4.Competitive Instinct
Amazon was no stranger to competition either. During Amazon's early tussles with Barnes and Noble, Bezos hired a mobile billboard visitor to circle around outside Barnes and Noble locations. The billboard stated, "Can't Find the Book You lot Wanted?" and then listed Amazon'due south web accost.
3.Critical Error
In the very early on days of Amazon, the site independent a serious programming fault that permitted crafty users to fox the site into crediting money onto their credit cards. All ane had to do was order a negative quantity of books, and the value of these books would be automatically credited onto a user'southward credit carte. Once this bug was discovered, it was speedily shut down by the visitor.
2. Lichen Loophole
When Amazon started, book retailers were required to order books from distributors in quantities of 10 or more than at 1 fourth dimension.

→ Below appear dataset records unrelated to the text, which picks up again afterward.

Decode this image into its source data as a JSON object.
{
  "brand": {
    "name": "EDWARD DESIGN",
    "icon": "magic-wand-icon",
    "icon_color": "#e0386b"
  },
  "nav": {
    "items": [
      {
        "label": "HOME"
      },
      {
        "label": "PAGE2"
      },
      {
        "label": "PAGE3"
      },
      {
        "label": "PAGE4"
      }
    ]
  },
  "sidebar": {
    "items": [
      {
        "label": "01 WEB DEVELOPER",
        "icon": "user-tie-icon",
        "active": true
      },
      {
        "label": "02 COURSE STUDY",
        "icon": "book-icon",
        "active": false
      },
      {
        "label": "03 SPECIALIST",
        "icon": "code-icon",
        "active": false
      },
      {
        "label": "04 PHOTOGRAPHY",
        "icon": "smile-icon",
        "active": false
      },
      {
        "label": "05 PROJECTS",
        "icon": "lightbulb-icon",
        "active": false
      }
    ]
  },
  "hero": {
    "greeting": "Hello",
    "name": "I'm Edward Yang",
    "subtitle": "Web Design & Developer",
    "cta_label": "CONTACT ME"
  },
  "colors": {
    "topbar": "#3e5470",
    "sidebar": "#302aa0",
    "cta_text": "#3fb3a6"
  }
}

The visitor had neither the space nor the money to social club such big quantities, and so striking on a loophole in the policy: while they needed to order 10 books at a time, they didn't demand to receive that many to fulfill the policy. So Amazon would society one or 2 copies of a volume they wanted while ordering eight or nine copies of an obscure book about lichens that they knew was out of stock and would never be sent!
1. Time Is Money
In August 2013, the Amazon website went down for twoscore minutes. While this may seem like a pocket-sized blip in time, information technology ended upward costing Amazon an estimated $4.viii million—or $120, 000 per minute. That own't chump change!